One of Cheshire’s oldest farms, famed for its award-winning apple juice, is to close after more than three quarters of a century.
Colin and Monica Haworth, owners of Eddisbury Fruit Farm in Kelsall, which has been making Cheshire Apple Juice and Cheshire Cider for the past 18 years, will retire at the end of March, meaning the business will cease trading entirely.
Speaking to the Chronicle , Monica said: “It’s been hard work but we’re ready to relax now.”
The news will disappoint many businesses in the Chester area, who have been buying juice from the Haworths since they started selling it in 1996.
The farm was originally started by Colin’s father Leslie in 1936, after he converted it from an old dairy.
For years he grew fruits there, even picking blackcurrants for Robinsons to use in their fruit cordial, and during the Second World War, accommodated Land Army Girls before Colin began to take an interest in it in the late 1960s.
In 1971 after his father’s death, Colin started the popular ‘Pick Your Own’ facility at the farm, and began supplying his fruit to wholesale markets in Liverpool and Manchester.
He married Monica in 1990 and the family started trading as Cheshire Apple Juice after her son Michael Dykes spent time learning the juicing expertise while studying at Pershore College, Warwickshire.
After 18 years and huge success catering to local businesses including the Chester Grosvenor, Hickory’s Smokehouse and many local farm shops, the Haworths have built up a loyal customer-base of nearly 70 clients.
Eddisbury’s apple juice is so popular they can sell about 6,000-80,000 bottles a year to clients based all over the county.
The farm, which at one stage grew 26 different varieties of apple, have won dozens of ‘best beverage’ awards and was made Cheshire Life Magazine ‘s ‘Food Hero of the Year’ in 2009.
Monica, 66, who first met Colin, 68, after answering an advert in the Chester Chronicle ‘s ‘Find a Friend’ page, said they were sad to stop trading but were looking forward to relaxing.
“We’ve had some great times over the years and have some fond memories of the camaraderie among all the workers,” she said.
“There’s always been such a family feel on site and we’ve always been very much hands on in our approach to work.
“Every bottle we sold had some love in it,” she said.
“We had hoped to sell the business on but the economic climate is shaky at the moment and we have not had any potential buyers coming forward as yet.
“We also thought my son Michael might take over the family business but he has forged a career in satellite technology working in Asia, so we will leave in March with lots of very happy memories, not only of all the traders we have met along the way but most of all, the staff who have toiled in rain or shine to pick the fruit in order for them to sell on to our valued and loyal customers.”

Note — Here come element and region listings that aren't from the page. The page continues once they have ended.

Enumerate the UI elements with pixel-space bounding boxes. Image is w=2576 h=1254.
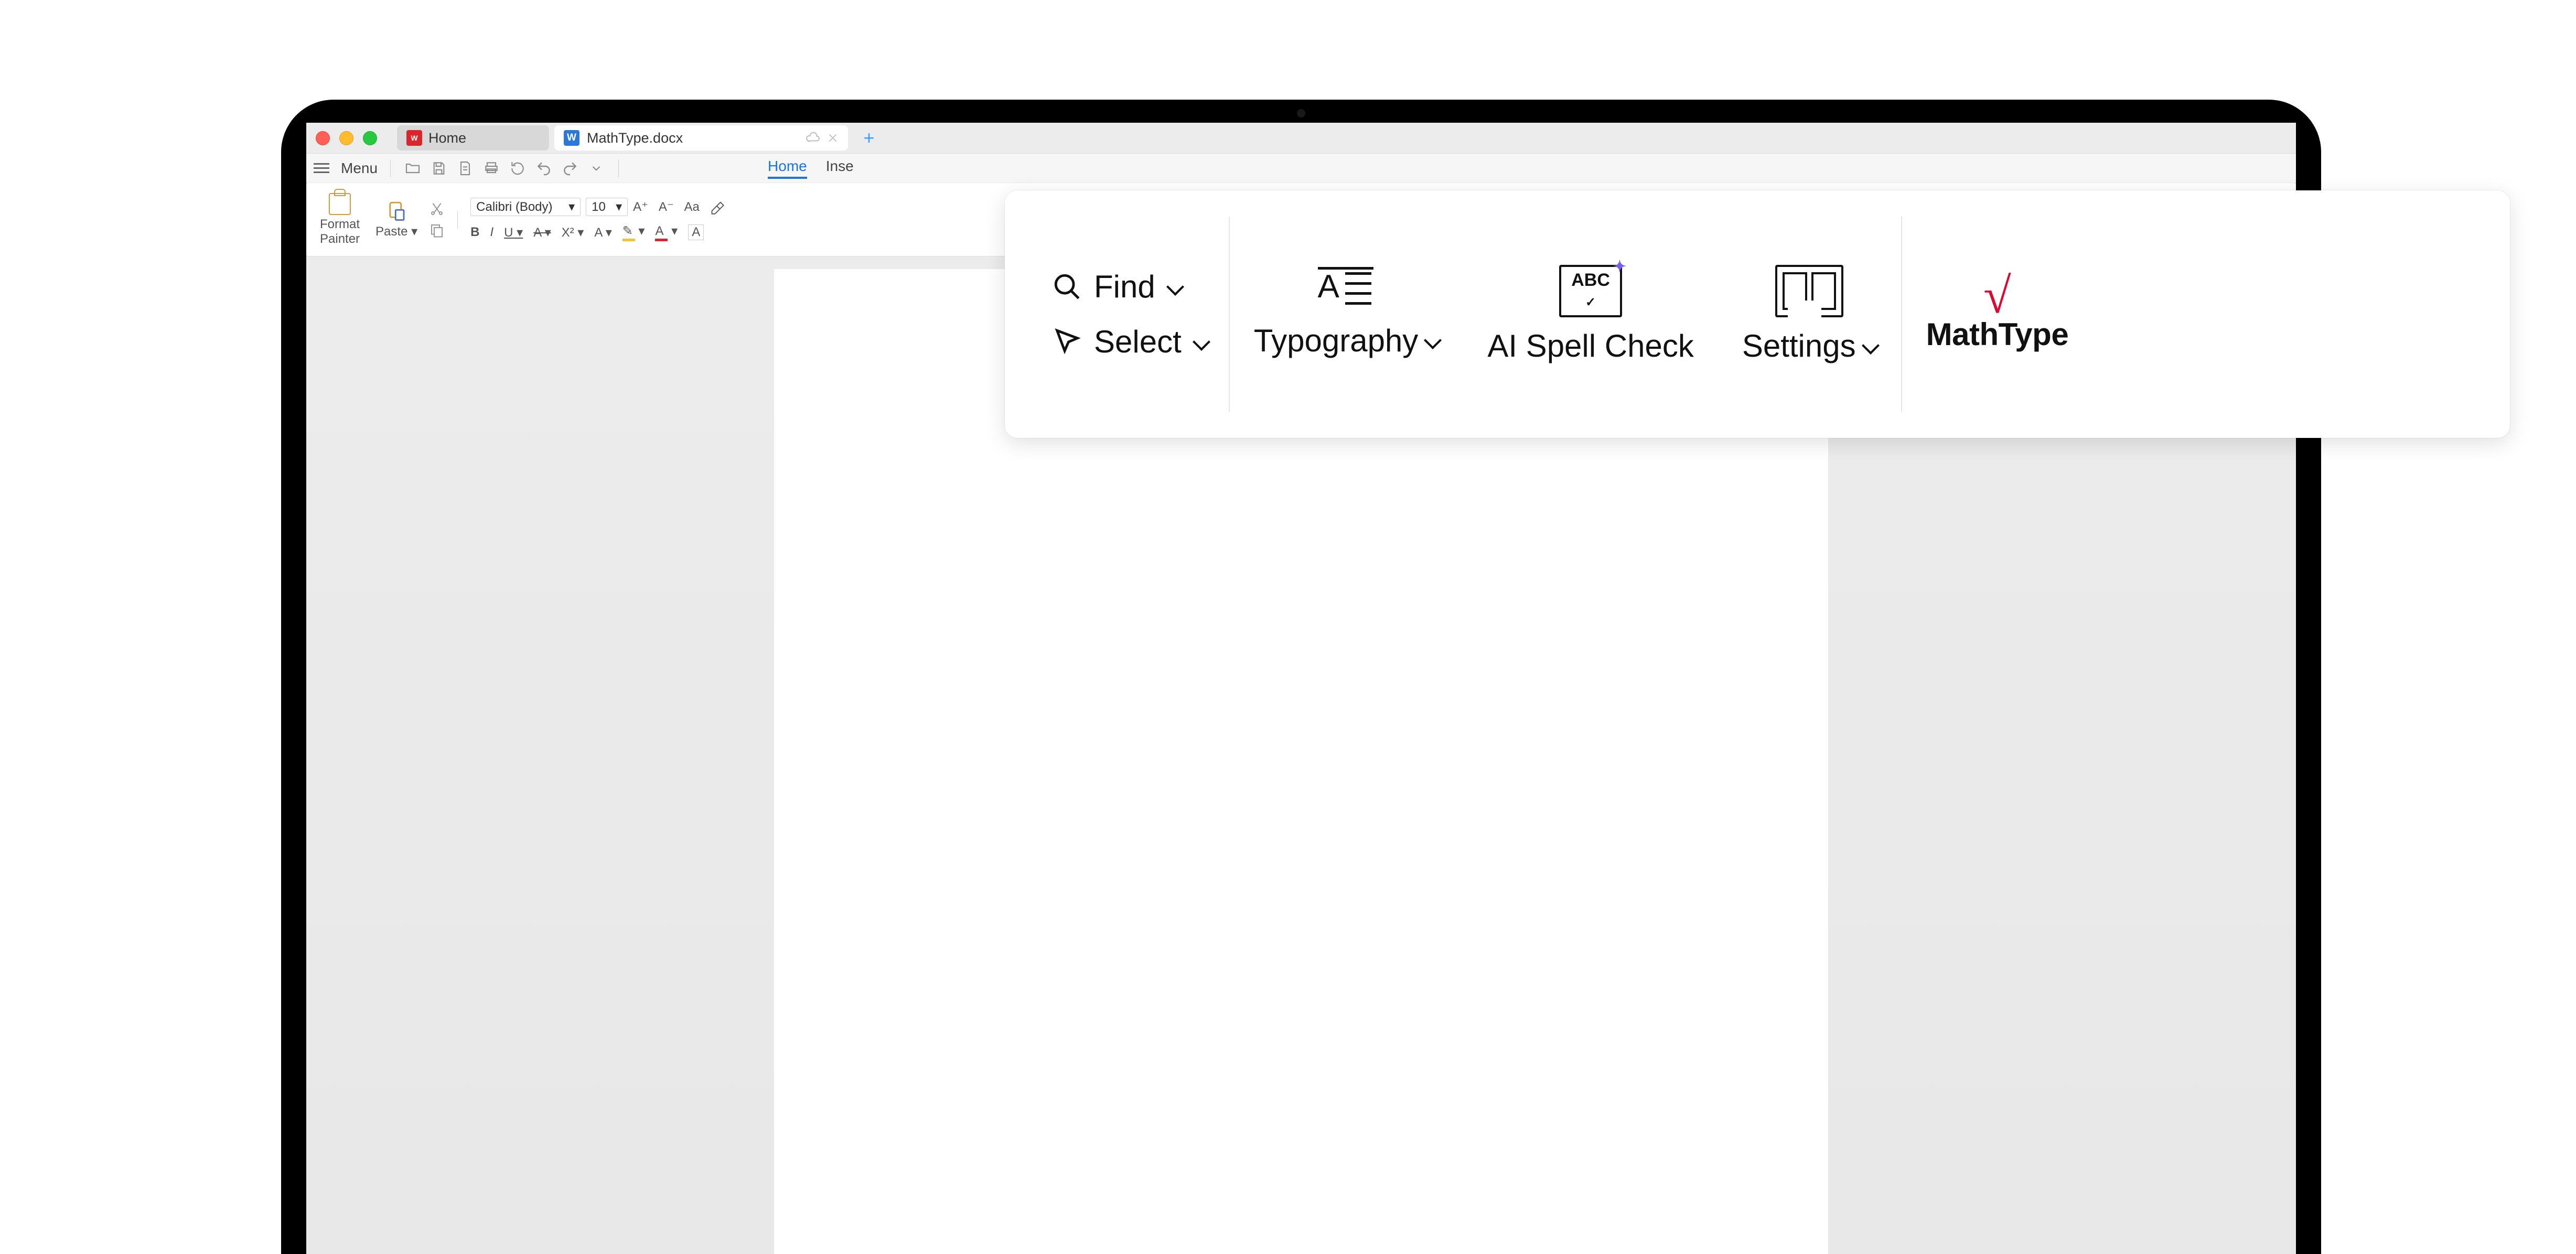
window-controls [316, 131, 377, 145]
chevron-down-icon[interactable] [587, 159, 606, 178]
font-size-value: 10 [592, 200, 606, 215]
copy-icon[interactable] [429, 222, 445, 238]
font-family-value: Calibri (Body) [476, 200, 552, 215]
settings-label: Settings [1742, 328, 1856, 364]
clear-format-icon[interactable] [710, 200, 725, 215]
chevron-down-icon [1166, 278, 1184, 296]
font-effects-button[interactable]: A ▾ [594, 225, 611, 240]
separator [390, 159, 391, 177]
print-preview-icon[interactable] [456, 159, 475, 178]
grow-font-icon[interactable]: A⁺ [633, 199, 648, 215]
search-icon [1052, 272, 1082, 302]
select-label: Select [1094, 324, 1182, 360]
font-size-select[interactable]: 10 ▾ [586, 198, 628, 216]
find-label: Find [1094, 269, 1155, 305]
tab-document-label: MathType.docx [587, 130, 683, 146]
floating-ribbon-panel: Find Select Typography ABC ✦ AI Spell Ch… [1005, 190, 2510, 438]
underline-button[interactable]: U ▾ [504, 225, 523, 240]
paste-icon [385, 200, 407, 222]
spellcheck-button[interactable]: ABC ✦ AI Spell Check [1463, 190, 1718, 438]
tab-home[interactable]: Home [397, 125, 549, 151]
redo-icon[interactable] [561, 159, 579, 178]
mathtype-label: MathType [1926, 316, 2069, 352]
clipboard-extra [429, 201, 445, 238]
font-color-button[interactable]: A ▾ [655, 223, 678, 241]
separator [457, 211, 458, 229]
wrench-icon [1789, 304, 1821, 328]
paste-label: Paste ▾ [375, 224, 417, 239]
typography-label: Typography [1254, 323, 1419, 359]
tab-home-label: Home [428, 130, 466, 146]
menu-label[interactable]: Menu [341, 160, 378, 177]
spellcheck-label: AI Spell Check [1487, 328, 1694, 364]
cursor-icon [1052, 327, 1082, 357]
window-zoom-button[interactable] [363, 131, 377, 145]
select-button[interactable]: Select [1052, 324, 1208, 360]
typography-icon [1318, 270, 1376, 312]
wps-logo-icon [406, 130, 422, 146]
highlight-color-button[interactable]: ✎ ▾ [622, 223, 645, 241]
mathtype-icon: √ [1983, 276, 2011, 316]
new-tab-button[interactable]: + [856, 125, 882, 151]
open-folder-icon[interactable] [403, 159, 422, 178]
ribbon-tab-home[interactable]: Home [768, 158, 807, 179]
format-painter-label: Format Painter [320, 217, 360, 246]
chevron-down-icon [1862, 337, 1880, 355]
ai-sparkle-icon: ✦ [1613, 258, 1626, 276]
strikethrough-button[interactable]: A ▾ [533, 225, 551, 240]
chevron-down-icon [1193, 333, 1210, 351]
font-family-select[interactable]: Calibri (Body) ▾ [470, 198, 581, 216]
change-case-icon[interactable]: Aa [684, 200, 700, 215]
print-icon[interactable] [482, 159, 501, 178]
format-painter-icon [329, 193, 351, 215]
chevron-down-icon: ▾ [616, 199, 622, 215]
hamburger-menu-icon[interactable] [314, 160, 329, 176]
typography-button[interactable]: Typography [1230, 190, 1464, 438]
italic-button[interactable]: I [490, 225, 493, 240]
font-style-row: B I U ▾ A ▾ X² ▾ A ▾ ✎ ▾ A ▾ A [470, 223, 725, 241]
save-icon[interactable] [430, 159, 448, 178]
doc-type-icon: W [564, 130, 579, 146]
bold-button[interactable]: B [470, 225, 479, 240]
ribbon-tabs: Home Inse [768, 158, 854, 179]
chevron-down-icon: ▾ [568, 199, 575, 215]
find-select-group: Find Select [1031, 190, 1229, 438]
titlebar: Home W MathType.docx + [306, 123, 2296, 154]
superscript-button[interactable]: X² ▾ [562, 225, 584, 240]
settings-icon [1775, 265, 1843, 317]
window-close-button[interactable] [316, 131, 330, 145]
tab-document[interactable]: W MathType.docx [554, 125, 848, 151]
mathtype-button[interactable]: √ MathType [1902, 190, 2093, 438]
shrink-font-icon[interactable]: A⁻ [659, 199, 674, 215]
spellcheck-icon: ABC ✦ [1559, 265, 1622, 317]
chevron-down-icon [1424, 331, 1442, 349]
menubar: Menu [306, 154, 2296, 183]
character-shading-button[interactable]: A [688, 224, 704, 240]
undo-icon[interactable] [534, 159, 553, 178]
format-painter-button[interactable]: Format Painter [316, 193, 364, 246]
window-minimize-button[interactable] [339, 131, 353, 145]
separator [618, 159, 619, 177]
cloud-sync-icon [806, 131, 820, 145]
ribbon-tab-insert[interactable]: Inse [826, 158, 854, 179]
cut-icon[interactable] [429, 201, 445, 217]
paste-button[interactable]: Paste ▾ [371, 200, 422, 239]
font-controls-row: Calibri (Body) ▾ 10 ▾ A⁺ A⁻ Aa [470, 198, 725, 216]
settings-button[interactable]: Settings [1718, 190, 1901, 438]
find-button[interactable]: Find [1052, 269, 1208, 305]
tab-close-icon[interactable] [827, 132, 839, 144]
refresh-icon[interactable] [508, 159, 527, 178]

The couple plan to stay living on the farm in Blackcurrant Cottage, and focus more on their love of folk music during their retirement.
“If we were in normal everyday jobs we’d have retired at 60 but the business we’re in is different,” added Monica.
“The demand is still there definitely, and we have loyal customers but it comes to a point where if there is no next generation, we have to draw a line.
“We’ve come to the end, we want to relax. It’s been hard and we’ve had to be very dedicated.
“Right now, I am spending my days labelling juice while Colin goes out delivering. Some businesses have been so devastated that we’re closing that they’ve ordered huge cases of juice – one wants 84 cases!”